If multiple sources fail, issues from all of them appear together. c.input.failed tells you which parts failed: ["body"], ["params", "query"], etc.
Body parsing
When you define a body schema, the framework calls request.json() automatically. If the request body isn't valid JSON, c.input.ok is false with a special issue:
{ "part": "body", "path": [], "message": "Invalid JSON", "code": "invalid_json" }Without a body schema, the framework doesn't touch the body. You can read it yourself with c.request.json() or c.request.text() if you need a format other than JSON.
Important: the body is a stream and can only be read once.

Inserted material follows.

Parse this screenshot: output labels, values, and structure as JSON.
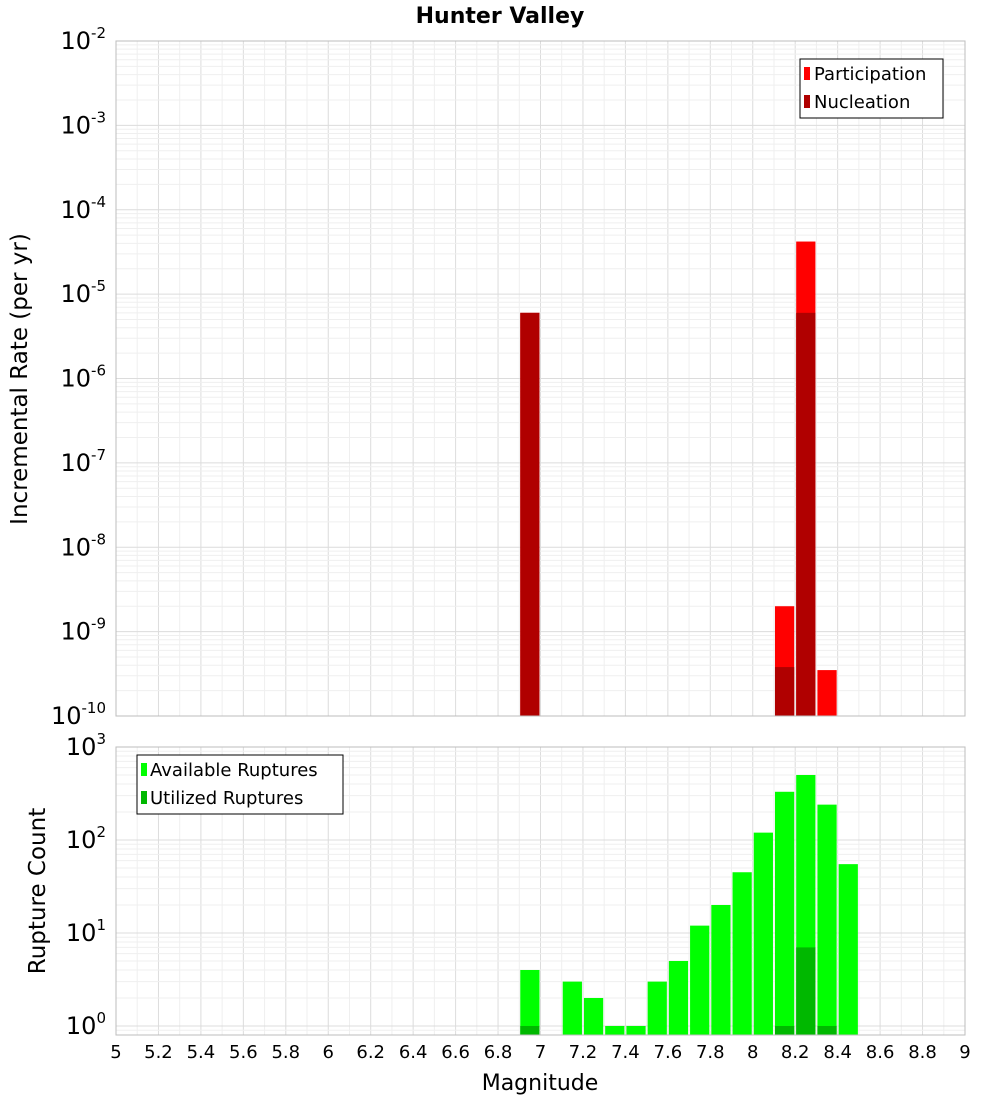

If the framework parsed it (because you defined a body schema), calling c.request.json() again will fail.
Reusing schemas
Schemas are just values. Extract them and reuse across routes:
const IdParams = z.object({ id: z.string().uuid() });
const Pagination = z.object({
page: z.coerce.number().int().min(1).default(1),
limit: z.coerce.number().int().min(1).max(100).default(20),
});
const CreateUser = z.object({
name: z.string().min(1).max(100),
email: z.string().email(),
});
const UpdateUser = CreateUser.partial(); // all fields optional
route.get("/users", {
request: { query: Pagination },
resolve: (c) => { ... },
})
route.get("/users/:id", {
request: { params: IdParams },
resolve: (c) => { ... },
})
route.post("/users", {
request: { body: CreateUser },
resolve: (c) => { ... },
})
route.patch("/users/:id", {
request: { params: IdParams, body: UpdateUser },
resolve: (c) => { ... },
}).partial() makes all fields optional — perfect for PATCH endpoints. .pick() and .omit() select or exclude fields. .extend() adds new fields to an existing schema. These are Zod's composition tools.

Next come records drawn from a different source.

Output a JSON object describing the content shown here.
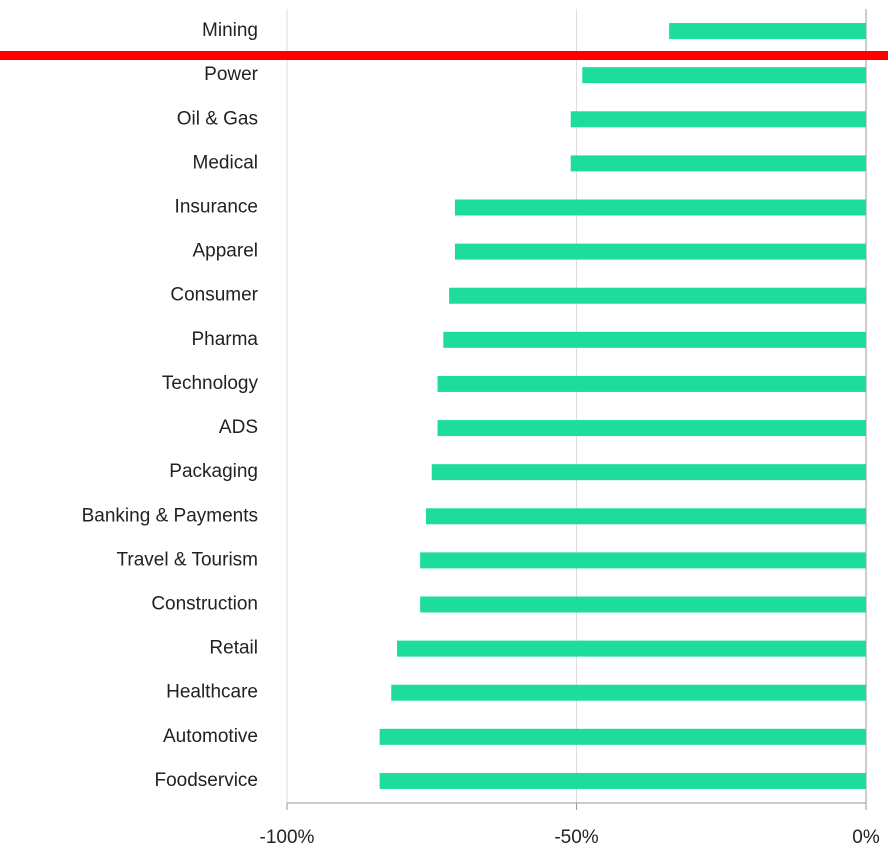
{
  "chart_data": {
    "type": "barh",
    "categories": [
      "Mining",
      "Power",
      "Oil & Gas",
      "Medical",
      "Insurance",
      "Apparel",
      "Consumer",
      "Pharma",
      "Technology",
      "ADS",
      "Packaging",
      "Banking & Payments",
      "Travel & Tourism",
      "Construction",
      "Retail",
      "Healthcare",
      "Automotive",
      "Foodservice"
    ],
    "values": [
      -34,
      -49,
      -51,
      -51,
      -71,
      -71,
      -72,
      -73,
      -74,
      -74,
      -75,
      -76,
      -77,
      -77,
      -81,
      -82,
      -84,
      -84
    ],
    "color": "#1ddc9c",
    "xlim": [
      -100,
      0
    ],
    "xticks": [
      {
        "value": -100,
        "label": "-100%"
      },
      {
        "value": -50,
        "label": "-50%"
      },
      {
        "value": 0,
        "label": "0%"
      }
    ],
    "grid": true
  }
}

Extracting TypeScript types from schemas
Zod schemas produce TypeScript types:
const CreateUser = z.object({
name: z.string(),
email: z.string().email(),
});
type CreateUser = z.infer<typeof CreateUser>;
// { name: string; email: string }One definition, two uses: runtime validation and compile-time types. This is the single source of truth that keeps your types and your validation in sync.
What not to validate
Not everything needs a schema. Skip validation when:
The handler doesn't use the data. A health check endpoint has no input.
route.get("/health", {
resolve: () => Response.json({ status: "ok" }),
});You need the raw body. Webhooks often come with signatures that require the raw body for verification.
route.post("/webhook", {
resolve: async (c) => {
const raw = await c.request.text();
const signature = c.request.headers.get("x-signature");
if (!verifySignature(raw, signature)) {
return Response.json({ error: "Invalid signature" }, { status: 401 });
}
const payload = JSON.parse(raw);
// process payload
},
});No body schema here — you need the raw text for signature verification.

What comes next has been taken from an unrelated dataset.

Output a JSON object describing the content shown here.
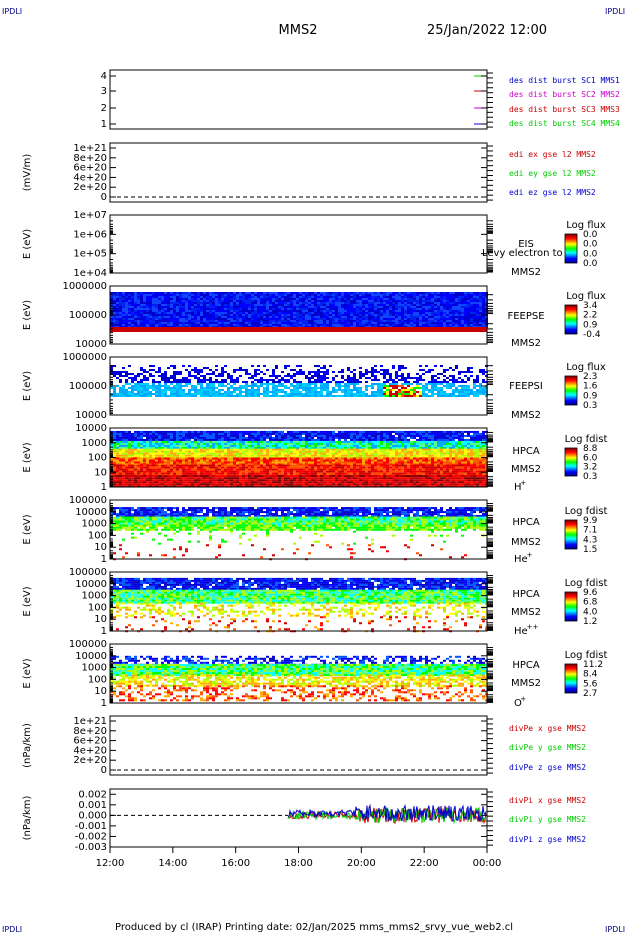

The format isn't JSON. File uploads (multipart/form-data), XML payloads, plain text. Zod validates structured data. For other formats, use c.request.formData(), c.request.text(), or a dedicated parser.
Summary
| Concept | What it means |
|---|---|
| Parsing | Transform untyped data into typed data, or fail |
safeParse |
Returns a result object, never throws |
c.input.ok |
Discriminated union: true means typed data, false means issues |
| Coercion | z.coerce.number() converts strings to numbers (for query params) |
| Default | z.default(value) fills in missing fields |
| Optional | .optional() allows missing fields (value is undefined) |
| Issues | Array of { part, path, message, code } describing what failed |
z.infer |
Extracts a TypeScript type from a Zod schema |
Define a schema. The framework parses the input. Check c.input.ok. Handle failure. Use the typed data. That's validation in Hectoday.